Надо было проанализировать факты и прийти к правильному выводу, что оказалось очень нелегким делом. Факты не желали выстраиваться в стройную логическую цепь и рассыпались на множество бессвязных событий... Растерянный Оскар, решивший продать свои воспоминания... Суетливый продавец из музыкального магазина (но он-то при чем?..)... Урсула здесь, в аптеке, а затем там, в камере центрального отделения... Забель! Коротышка Маджо... Сидящий в кресле у себя в спальне Зенон Джабез ("Это ужасно, когда мертвый неловок сидит!"). Раскачивающийся на металлической проволоке канатный плясун, который играет на скрипке ("Уходи! Я принадлежу ему... Давно, уже очень давно").

- Добрый вечер, Нерсес.

Пока аптекарь приходил в себя от неожиданности, Оскар придвинул, стул к его креслу и сел.

- Извини, я немного...- Оскар говорил заплетающимся языком.- Я немного не того... Извини, что я пил один... Но мы сейчас продолжим вместе. Угощаю я.

- Ты был у Теофила? - спросил Нерсес Мажан.

Оскар как-то растерянно смотрел на Нерсеса, и аптекарю показалось, что он понял, почему Оскар хотел продать воспоминания. "Я должен избавиться от своих воспоминаний... Воспоминания стали для меня тяжелым грузом".

Видимо, нет более подходящего способа спастись от ПОСИЗУ, чем забыть о своем прошлом.
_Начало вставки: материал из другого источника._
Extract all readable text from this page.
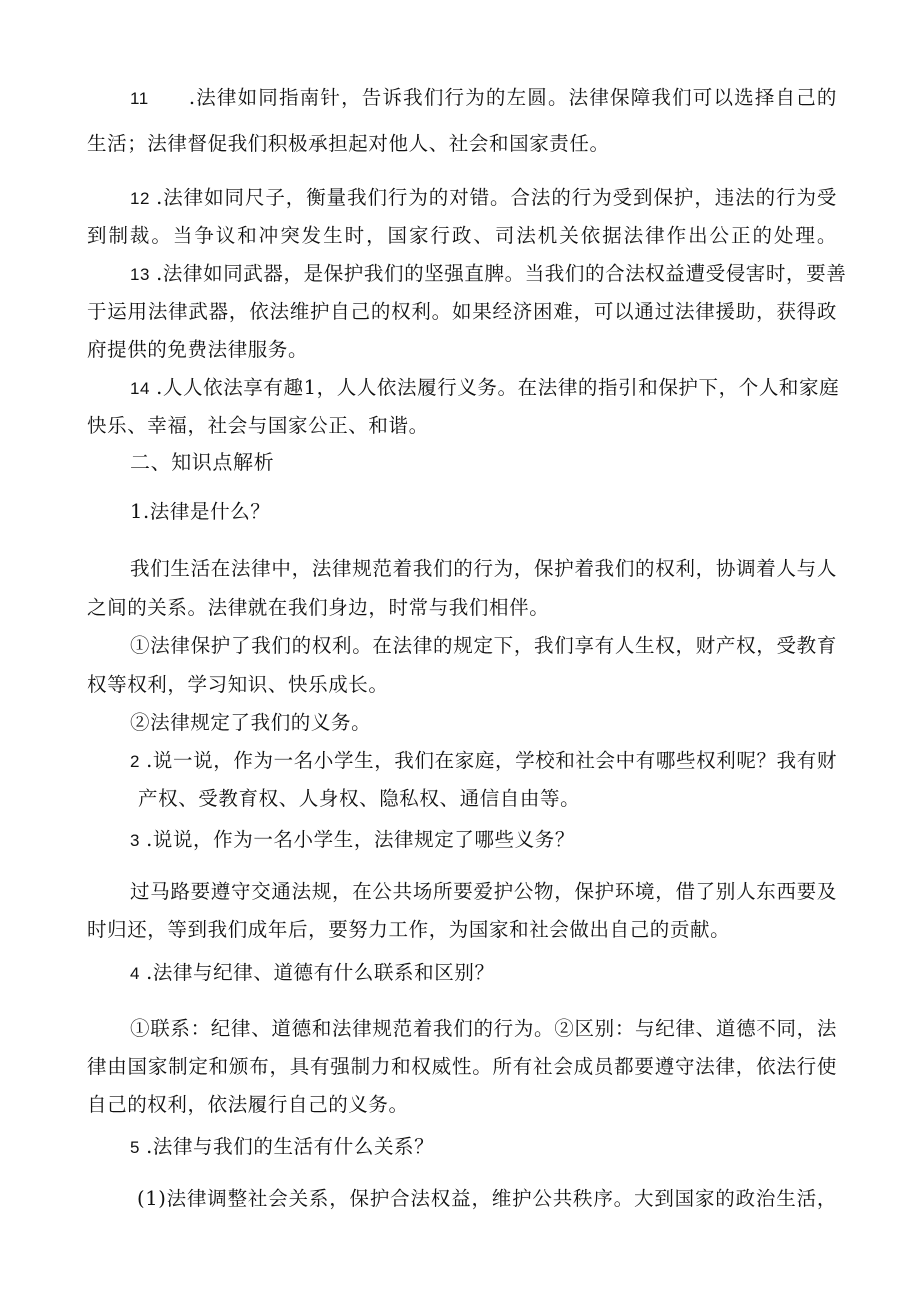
11 .法律如同指南针，告诉我们行为的左圆。法律保障我们可以选择自己的
生活；法律督促我们积极承担起对他人、社会和国家责任。
12 .法律如同尺子，衡量我们行为的对错。合法的行为受到保护，违法的行为受
到制裁。当争议和冲突发生时，国家行政、司法机关依据法律作出公正的处理。
13 .法律如同武器，是保护我们的坚强直脾。当我们的合法权益遭受侵害时，要善
于运用法律武器，依法维护自己的权利。如果经济困难，可以通过法律援助，获得政
府提供的免费法律服务。
14 .人人依法享有趣1，人人依法履行义务。在法律的指引和保护下，个人和家庭
快乐、幸福，社会与国家公正、和谐。
二、知识点解析
1.法律是什么？
我们生活在法律中，法律规范着我们的行为，保护着我们的权利，协调着人与人
之间的关系。法律就在我们身边，时常与我们相伴。
①法律保护了我们的权利。在法律的规定下，我们享有人生权，财产权，受教育
权等权利，学习知识、快乐成长。
②法律规定了我们的义务。
2 .说一说，作为一名小学生，我们在家庭，学校和社会中有哪些权利呢？我有财
产权、受教育权、人身权、隐私权、通信自由等。
3 .说说，作为一名小学生，法律规定了哪些义务？
过马路要遵守交通法规，在公共场所要爱护公物，保护环境，借了别人东西要及
时归还，等到我们成年后，要努力工作，为国家和社会做出自己的贡献。
4 .法律与纪律、道德有什么联系和区别？
①联系：纪律、道德和法律规范着我们的行为。②区别：与纪律、道德不同，法
律由国家制定和颁布，具有强制力和权威性。所有社会成员都要遵守法律，依法行使
自己的权利，依法履行自己的义务。
5 .法律与我们的生活有什么关系？
(1)法律调整社会关系，保护合法权益，维护公共秩序。大到国家的政治生活，
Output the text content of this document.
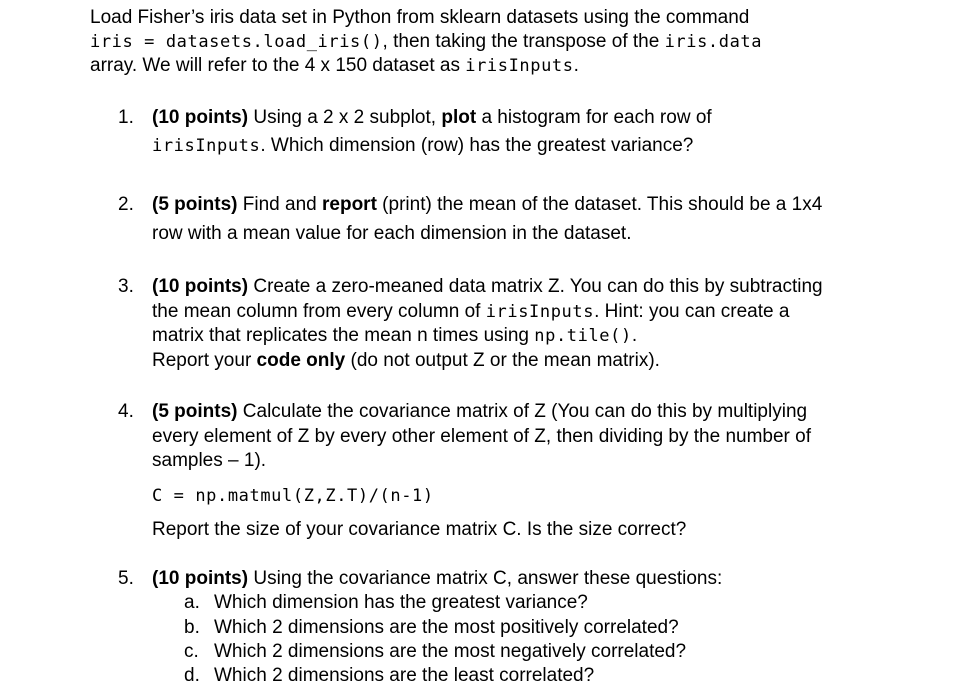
Load Fisher’s iris data set in Python from sklearn datasets using the command

iris = datasets.load_iris(), then taking the transpose of the iris.data

array. We will refer to the 4 x 150 dataset as irisInputs.

1. (10 points) Using a 2 x 2 subplot, plot a histogram for each row of
irisInputs. Which dimension (row) has the greatest variance?
2. (5 points) Find and report (print) the mean of the dataset. This should be a 1x4
row with a mean value for each dimension in the dataset.
3. (10 points) Create a zero-meaned data matrix Z. You can do this by subtracting
the mean column from every column of irisInputs. Hint: you can create a
matrix that replicates the mean n times using np.tile().
Report your code only (do not output Z or the mean matrix).
4. (5 points) Calculate the covariance matrix of Z (You can do this by multiplying
every element of Z by every other element of Z, then dividing by the number of
samples – 1).
C = np.matmul(Z,Z.T)/(n-1)
Report the size of your covariance matrix C. Is the size correct?
5. (10 points) Using the covariance matrix C, answer these questions:
a. Which dimension has the greatest variance?
b. Which 2 dimensions are the most positively correlated?
c. Which 2 dimensions are the most negatively correlated?
d. Which 2 dimensions are the least correlated?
После продажи воспоминаний Оскар становится недосягаемым для закона.

Нелепо предъявлять обвинение и покупателю. Оя ведь не может отвечать за чужие преступления. Вот и все... В результате ни фактически, ни юридически преступника больше не существует.

Нерсес Мажан почувствовал спазмы в желудке. К горлу подступала тошнота. Он наклонился, крепко ухватившись за край стола.